La pêche palangrière au thon obèse elle-même est datée : elle naît au début de 1994 quand Trần Văn Liên, dit Sáu Liên, du village de Phú Câu — phường 6 de Tuy Hòa, et non Hòa Hiệp Nam comme on le lit parfois — arme sa barque avec des lignes appâtées au cá chuồn et rentre de Hoàng Sa avec trois quintaux (https://vtcnews.vn/noi-buon-cua-ngu-phu-noi-khai-sinh-nghe-cau-ca-ngu-dai-duong-o-viet-nam-ar619362.html).
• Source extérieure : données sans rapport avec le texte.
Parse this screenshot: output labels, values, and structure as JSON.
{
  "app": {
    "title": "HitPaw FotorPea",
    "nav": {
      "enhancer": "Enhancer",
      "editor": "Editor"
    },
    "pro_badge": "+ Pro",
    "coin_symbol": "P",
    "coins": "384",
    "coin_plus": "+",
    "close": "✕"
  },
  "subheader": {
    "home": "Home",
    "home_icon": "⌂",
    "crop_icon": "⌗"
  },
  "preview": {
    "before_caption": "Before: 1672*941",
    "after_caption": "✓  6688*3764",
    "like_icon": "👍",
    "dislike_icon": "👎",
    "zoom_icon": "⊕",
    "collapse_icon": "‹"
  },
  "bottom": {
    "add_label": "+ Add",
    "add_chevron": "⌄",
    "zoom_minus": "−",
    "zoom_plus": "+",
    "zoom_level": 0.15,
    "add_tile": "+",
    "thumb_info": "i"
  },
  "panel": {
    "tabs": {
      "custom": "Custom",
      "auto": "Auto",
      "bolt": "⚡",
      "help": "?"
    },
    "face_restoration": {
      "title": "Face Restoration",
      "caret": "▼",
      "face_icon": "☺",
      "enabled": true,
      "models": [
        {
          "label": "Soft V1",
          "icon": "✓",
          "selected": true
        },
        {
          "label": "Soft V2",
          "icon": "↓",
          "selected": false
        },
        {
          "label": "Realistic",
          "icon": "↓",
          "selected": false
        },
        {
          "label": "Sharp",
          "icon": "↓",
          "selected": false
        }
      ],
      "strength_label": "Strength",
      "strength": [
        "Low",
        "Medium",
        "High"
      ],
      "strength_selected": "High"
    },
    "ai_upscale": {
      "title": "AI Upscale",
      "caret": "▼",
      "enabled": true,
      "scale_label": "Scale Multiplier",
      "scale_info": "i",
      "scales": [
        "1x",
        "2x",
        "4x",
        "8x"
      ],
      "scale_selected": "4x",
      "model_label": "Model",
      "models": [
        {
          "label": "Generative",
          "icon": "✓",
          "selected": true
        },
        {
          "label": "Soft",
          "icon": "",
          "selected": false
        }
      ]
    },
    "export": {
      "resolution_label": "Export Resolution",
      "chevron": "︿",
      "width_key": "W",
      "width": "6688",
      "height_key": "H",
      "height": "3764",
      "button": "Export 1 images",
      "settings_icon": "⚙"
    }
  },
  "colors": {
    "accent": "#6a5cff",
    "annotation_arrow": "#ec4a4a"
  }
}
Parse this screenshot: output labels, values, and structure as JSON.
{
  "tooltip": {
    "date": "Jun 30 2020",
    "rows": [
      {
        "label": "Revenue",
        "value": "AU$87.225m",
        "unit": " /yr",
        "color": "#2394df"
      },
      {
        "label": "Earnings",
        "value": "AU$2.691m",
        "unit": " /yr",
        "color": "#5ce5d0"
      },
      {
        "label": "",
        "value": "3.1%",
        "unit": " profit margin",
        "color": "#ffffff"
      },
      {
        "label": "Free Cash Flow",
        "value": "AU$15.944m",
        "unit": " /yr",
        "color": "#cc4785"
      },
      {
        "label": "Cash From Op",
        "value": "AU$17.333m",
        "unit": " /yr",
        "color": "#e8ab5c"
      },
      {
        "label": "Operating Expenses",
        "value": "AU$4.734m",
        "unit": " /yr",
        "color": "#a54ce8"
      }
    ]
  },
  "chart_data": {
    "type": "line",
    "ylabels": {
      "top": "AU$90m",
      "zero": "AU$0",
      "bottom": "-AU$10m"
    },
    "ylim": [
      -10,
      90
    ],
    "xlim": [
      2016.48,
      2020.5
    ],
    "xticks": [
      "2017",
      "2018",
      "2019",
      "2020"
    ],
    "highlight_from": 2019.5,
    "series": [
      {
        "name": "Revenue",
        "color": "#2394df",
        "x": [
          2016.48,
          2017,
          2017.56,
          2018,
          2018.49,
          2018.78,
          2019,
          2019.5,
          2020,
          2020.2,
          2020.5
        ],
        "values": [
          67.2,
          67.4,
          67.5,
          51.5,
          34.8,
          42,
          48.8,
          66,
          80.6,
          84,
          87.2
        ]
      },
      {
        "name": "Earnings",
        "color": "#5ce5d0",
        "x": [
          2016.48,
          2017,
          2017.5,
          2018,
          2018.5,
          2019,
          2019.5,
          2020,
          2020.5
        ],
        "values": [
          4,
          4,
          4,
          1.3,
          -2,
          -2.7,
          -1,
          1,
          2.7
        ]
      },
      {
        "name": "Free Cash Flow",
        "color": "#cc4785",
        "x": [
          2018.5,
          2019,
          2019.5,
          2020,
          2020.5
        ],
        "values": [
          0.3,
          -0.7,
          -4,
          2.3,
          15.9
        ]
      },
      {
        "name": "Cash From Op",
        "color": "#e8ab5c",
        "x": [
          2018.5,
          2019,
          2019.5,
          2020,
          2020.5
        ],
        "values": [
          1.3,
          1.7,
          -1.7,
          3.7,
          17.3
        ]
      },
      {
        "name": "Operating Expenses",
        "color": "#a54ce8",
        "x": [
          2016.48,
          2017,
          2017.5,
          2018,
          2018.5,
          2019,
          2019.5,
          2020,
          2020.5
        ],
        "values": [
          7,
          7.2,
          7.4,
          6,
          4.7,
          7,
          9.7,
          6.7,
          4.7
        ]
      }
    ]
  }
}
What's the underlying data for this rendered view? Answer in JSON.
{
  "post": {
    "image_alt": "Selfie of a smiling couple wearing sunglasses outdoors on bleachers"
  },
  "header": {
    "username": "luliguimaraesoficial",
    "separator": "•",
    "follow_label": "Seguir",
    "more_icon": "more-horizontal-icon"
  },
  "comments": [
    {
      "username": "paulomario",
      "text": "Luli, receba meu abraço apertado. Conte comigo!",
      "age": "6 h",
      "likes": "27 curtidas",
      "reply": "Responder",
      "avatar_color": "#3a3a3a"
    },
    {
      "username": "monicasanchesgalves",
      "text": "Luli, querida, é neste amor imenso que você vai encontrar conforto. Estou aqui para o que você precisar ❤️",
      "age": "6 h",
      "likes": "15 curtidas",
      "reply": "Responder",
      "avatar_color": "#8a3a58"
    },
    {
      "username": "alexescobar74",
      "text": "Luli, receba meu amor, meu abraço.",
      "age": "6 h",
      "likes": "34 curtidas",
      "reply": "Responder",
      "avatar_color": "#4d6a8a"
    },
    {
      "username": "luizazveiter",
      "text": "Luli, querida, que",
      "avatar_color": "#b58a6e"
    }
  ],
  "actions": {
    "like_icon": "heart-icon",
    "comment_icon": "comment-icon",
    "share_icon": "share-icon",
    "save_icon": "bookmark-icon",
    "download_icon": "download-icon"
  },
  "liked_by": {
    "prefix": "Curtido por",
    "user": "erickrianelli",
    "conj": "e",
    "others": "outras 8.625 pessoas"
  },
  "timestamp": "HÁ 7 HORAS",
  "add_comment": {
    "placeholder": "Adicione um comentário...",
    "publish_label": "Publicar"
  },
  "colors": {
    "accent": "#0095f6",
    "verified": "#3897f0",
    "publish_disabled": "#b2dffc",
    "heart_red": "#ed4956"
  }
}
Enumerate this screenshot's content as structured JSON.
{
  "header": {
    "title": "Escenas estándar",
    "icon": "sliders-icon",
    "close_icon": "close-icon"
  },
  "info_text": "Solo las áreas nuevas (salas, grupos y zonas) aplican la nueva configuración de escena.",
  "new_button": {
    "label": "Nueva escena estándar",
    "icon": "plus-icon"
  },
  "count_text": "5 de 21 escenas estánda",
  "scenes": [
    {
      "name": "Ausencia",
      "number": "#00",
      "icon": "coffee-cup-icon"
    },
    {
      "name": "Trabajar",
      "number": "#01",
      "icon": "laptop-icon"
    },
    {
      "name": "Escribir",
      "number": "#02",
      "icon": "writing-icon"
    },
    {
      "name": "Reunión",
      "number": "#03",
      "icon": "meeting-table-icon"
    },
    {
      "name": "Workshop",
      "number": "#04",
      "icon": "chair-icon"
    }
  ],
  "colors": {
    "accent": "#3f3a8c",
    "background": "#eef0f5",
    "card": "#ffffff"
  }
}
Le globe oculaire, jeté avec les déchets de parage pendant les premières années, passe d'abord en amuse-gueule d'alcool entre pêcheurs, puis un restaurateur de Tuy Hòa, Nguyễn Ngọc Sơn, le porte en salle vers 1998-1999 et invente la version tiềm thuốc bắc en thố qui s'impose ensuite partout (https://cuoituan.tuoitre.vn/doc-dao-den-pha-dai-duong-959895.htm).
Deuxième point à trancher franchement : l'attrait touristique du plat repose en partie sur le défi visuel, et le taire serait malhonnête — mais la texture, une fois le globe cuit, n'a rien d'un morceau d'organe, c'est une gelée collagénique et grasse proche de la joue de porc braisée, ce que les habitants savent et que les visiteurs découvrent.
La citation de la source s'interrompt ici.